Automated Hypothesis Generation

watson computer winning at Jepordy

Hypothesis-driven analysis and improvement lies at the very heart of process excellence. Advances in computing are facilitating the creation of software that will digest huge quantities of data — studies, trials, even recipes — and identify paths of inquiry and tests that humans might never have identified because of the sheer quantity of information available. The Economist recently described these developments:

Apples, mushrooms and pork sounds a promising recipe for a kebab, but the average barbecuer might balk at adding strawberries. According to John Gordon of IBM, however, the result is delicious. Dr Gordon is one of the leaders of that firm’s cognitive-computing team, responsible for a machine called Watson which is able to digest and analyse large amounts of English text and then draw inferences from it. When, in March, Watson was fed reams of recipes and texts about food, it reasoned that these four ingredients would complement each other, based on their sharing a number of flavoursome chemical compounds. And Dr Gordon, at least, thinks Watson’s suggestion is a winner.

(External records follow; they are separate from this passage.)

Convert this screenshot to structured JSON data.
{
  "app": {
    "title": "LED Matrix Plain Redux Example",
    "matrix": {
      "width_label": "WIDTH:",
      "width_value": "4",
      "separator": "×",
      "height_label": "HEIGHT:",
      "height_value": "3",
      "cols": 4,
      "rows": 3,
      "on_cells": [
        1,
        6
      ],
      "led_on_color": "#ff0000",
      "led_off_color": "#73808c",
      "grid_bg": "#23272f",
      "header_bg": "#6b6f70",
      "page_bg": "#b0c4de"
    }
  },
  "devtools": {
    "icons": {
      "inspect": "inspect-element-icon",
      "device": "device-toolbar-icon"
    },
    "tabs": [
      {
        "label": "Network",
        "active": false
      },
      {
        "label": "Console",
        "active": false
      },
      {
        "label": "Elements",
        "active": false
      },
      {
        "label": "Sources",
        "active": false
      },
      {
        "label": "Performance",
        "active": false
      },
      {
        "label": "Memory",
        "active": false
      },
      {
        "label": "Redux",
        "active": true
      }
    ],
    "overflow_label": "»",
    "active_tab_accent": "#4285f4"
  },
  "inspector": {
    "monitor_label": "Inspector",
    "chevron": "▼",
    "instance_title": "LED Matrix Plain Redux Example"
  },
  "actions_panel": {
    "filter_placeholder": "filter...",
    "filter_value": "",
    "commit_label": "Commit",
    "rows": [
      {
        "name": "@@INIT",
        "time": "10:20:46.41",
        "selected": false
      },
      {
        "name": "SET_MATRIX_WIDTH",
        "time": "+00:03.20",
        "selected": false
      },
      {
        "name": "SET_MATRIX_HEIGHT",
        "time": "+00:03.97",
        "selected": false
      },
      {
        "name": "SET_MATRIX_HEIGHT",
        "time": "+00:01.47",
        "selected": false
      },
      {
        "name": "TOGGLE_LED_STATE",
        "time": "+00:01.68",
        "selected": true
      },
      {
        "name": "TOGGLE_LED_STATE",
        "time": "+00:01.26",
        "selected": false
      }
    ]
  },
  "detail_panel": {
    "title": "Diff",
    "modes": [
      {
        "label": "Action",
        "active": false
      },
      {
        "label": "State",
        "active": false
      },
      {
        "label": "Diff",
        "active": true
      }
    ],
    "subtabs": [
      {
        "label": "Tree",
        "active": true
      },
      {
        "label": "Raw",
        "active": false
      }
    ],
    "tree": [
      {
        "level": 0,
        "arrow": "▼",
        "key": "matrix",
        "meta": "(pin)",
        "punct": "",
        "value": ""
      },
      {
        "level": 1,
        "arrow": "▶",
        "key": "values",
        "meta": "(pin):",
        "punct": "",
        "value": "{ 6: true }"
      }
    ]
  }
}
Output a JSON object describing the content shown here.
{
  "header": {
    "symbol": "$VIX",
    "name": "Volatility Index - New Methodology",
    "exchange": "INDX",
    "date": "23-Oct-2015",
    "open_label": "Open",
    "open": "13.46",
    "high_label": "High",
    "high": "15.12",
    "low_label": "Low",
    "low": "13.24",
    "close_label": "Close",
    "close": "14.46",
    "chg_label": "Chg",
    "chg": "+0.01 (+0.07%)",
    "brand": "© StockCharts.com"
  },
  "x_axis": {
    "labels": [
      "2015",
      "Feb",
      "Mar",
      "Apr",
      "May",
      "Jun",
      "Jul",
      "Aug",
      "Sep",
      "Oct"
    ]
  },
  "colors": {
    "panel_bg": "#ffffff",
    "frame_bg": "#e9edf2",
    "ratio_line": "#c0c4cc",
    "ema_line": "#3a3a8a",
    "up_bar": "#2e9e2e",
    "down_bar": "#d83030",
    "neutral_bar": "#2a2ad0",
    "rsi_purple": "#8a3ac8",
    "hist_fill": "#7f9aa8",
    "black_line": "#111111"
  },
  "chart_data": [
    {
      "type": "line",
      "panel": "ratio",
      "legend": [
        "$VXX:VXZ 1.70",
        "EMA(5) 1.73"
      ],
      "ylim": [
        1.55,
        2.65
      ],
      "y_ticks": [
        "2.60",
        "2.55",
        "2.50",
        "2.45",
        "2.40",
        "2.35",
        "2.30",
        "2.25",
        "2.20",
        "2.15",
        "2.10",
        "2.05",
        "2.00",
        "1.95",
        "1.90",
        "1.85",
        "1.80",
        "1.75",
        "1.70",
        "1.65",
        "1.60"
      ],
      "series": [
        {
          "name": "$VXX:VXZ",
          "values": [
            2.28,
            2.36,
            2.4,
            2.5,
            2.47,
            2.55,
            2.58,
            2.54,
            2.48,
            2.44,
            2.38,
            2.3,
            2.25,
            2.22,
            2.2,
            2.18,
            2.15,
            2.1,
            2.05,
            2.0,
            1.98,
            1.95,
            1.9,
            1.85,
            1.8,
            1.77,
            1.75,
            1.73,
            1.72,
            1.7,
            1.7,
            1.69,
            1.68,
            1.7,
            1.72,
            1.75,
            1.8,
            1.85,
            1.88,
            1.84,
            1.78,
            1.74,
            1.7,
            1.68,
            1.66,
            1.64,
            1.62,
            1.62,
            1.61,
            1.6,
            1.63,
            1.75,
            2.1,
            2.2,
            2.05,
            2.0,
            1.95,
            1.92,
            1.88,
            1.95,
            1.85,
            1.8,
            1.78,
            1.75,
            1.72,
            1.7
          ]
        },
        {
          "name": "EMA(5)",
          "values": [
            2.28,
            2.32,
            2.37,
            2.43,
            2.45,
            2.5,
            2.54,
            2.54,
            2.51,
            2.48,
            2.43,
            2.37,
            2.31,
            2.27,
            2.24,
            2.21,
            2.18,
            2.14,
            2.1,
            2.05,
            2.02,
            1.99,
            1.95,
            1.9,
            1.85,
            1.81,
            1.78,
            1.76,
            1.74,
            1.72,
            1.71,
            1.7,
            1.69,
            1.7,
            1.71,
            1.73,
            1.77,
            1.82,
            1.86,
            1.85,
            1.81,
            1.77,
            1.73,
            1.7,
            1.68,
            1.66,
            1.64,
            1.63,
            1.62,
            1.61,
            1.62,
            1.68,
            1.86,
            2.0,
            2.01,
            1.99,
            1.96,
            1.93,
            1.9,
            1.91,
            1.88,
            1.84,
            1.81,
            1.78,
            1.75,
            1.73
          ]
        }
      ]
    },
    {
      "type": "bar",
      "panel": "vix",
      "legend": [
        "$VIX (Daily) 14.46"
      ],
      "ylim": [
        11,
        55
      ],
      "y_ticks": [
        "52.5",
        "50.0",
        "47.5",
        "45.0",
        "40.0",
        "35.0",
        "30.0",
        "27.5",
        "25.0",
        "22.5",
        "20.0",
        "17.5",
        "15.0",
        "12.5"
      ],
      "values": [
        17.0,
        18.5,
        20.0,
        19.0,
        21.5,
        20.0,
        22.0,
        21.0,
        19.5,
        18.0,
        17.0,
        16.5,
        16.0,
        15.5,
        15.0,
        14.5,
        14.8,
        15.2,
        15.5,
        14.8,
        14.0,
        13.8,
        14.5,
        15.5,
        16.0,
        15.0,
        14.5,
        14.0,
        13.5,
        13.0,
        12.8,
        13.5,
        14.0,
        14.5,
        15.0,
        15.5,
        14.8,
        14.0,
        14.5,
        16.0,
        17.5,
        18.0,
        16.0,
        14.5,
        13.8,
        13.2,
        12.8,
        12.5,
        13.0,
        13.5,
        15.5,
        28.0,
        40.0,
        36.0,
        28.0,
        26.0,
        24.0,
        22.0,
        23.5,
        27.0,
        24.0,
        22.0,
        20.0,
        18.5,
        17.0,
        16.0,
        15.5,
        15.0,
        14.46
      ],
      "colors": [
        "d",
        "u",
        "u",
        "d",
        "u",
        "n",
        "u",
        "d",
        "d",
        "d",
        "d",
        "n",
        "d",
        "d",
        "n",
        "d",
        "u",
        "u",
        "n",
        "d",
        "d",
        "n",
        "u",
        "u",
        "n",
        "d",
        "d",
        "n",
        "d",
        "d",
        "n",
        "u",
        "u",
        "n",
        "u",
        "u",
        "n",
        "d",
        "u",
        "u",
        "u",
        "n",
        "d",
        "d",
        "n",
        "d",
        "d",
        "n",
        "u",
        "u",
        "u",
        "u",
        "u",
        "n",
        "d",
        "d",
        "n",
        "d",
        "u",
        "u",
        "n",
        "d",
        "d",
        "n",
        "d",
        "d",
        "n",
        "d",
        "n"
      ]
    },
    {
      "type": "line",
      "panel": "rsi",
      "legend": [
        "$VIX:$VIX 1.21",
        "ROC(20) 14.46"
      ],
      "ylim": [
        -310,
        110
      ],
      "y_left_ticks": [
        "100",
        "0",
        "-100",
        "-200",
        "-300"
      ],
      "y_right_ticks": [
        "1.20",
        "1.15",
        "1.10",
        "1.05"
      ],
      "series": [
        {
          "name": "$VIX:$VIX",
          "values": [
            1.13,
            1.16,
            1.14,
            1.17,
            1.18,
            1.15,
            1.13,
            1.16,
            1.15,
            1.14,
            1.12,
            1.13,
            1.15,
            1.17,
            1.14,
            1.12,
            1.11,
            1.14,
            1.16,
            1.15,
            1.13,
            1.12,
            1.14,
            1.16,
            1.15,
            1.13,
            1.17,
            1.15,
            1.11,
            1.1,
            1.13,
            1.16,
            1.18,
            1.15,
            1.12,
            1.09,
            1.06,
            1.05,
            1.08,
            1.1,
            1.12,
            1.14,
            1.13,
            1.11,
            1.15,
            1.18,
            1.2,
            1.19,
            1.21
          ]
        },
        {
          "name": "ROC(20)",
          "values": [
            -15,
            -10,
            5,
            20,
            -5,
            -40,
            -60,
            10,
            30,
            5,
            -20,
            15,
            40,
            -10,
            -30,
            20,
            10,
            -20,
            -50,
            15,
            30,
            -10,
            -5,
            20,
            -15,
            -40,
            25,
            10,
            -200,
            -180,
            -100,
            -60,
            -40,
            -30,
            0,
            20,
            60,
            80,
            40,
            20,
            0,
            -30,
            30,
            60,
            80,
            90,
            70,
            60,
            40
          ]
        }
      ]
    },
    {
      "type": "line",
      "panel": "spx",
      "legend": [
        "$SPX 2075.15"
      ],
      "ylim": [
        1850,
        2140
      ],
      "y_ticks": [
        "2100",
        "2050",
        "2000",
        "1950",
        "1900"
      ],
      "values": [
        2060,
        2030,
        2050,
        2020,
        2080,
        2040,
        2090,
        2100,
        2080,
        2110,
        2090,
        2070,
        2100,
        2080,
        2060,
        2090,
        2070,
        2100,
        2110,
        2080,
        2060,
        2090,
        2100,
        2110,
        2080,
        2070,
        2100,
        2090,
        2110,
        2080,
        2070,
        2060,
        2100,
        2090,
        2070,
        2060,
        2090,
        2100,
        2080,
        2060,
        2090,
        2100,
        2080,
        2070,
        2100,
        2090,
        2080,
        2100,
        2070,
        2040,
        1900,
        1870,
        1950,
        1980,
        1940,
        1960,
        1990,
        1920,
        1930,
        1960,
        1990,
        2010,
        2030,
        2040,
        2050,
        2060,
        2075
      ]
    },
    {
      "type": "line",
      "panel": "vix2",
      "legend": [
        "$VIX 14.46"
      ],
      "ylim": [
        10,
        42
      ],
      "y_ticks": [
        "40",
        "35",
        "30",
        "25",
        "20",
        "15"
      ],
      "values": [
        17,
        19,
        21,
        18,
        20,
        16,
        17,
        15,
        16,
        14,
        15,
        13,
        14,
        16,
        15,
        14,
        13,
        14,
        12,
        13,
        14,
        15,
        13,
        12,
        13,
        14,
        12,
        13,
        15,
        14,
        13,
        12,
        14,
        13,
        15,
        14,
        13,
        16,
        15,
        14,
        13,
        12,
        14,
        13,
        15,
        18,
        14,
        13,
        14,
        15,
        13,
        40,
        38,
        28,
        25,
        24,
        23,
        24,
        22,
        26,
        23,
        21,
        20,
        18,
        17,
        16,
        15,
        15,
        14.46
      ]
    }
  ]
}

Devising new recipes sounds a trivial use for a multimillion-dollar piece of kit. But Dr Gordon’s culinary experiment neatly demonstrates the idea of automated hypothesis generation—and the possible uses of that are certainly not trivial. More than 90 groups of scientists are now developing hypothesis-generation software. They hope to use it not on recipe books but on the vast corpus of scientific literature (by one tally at least 50m scientific papers) that has piled up in public databases.

The power of the technique was demonstrated by research published in August by Olivier Lichtarge of Baylor College of Medicine, in Houston, Texas, and his colleagues. In collaboration with Dr Gordon’s group, they employed it to hunt for proteins called kinases that activate another protein, p53, which curbs the growth of cancers. They used the software to read the abstracts of 186,879 papers and produced a list of the most promising kinases for experiments. The twist was that the papers in question were all published before 2003. That meant Dr Lichtarge could check to see if the Watson-based approach came to the same conclusions as those arrived at by human researchers over the subsequent ten years. And it did. Of the top nine kinases the software picked, seven have subsequently been shown to activate p53.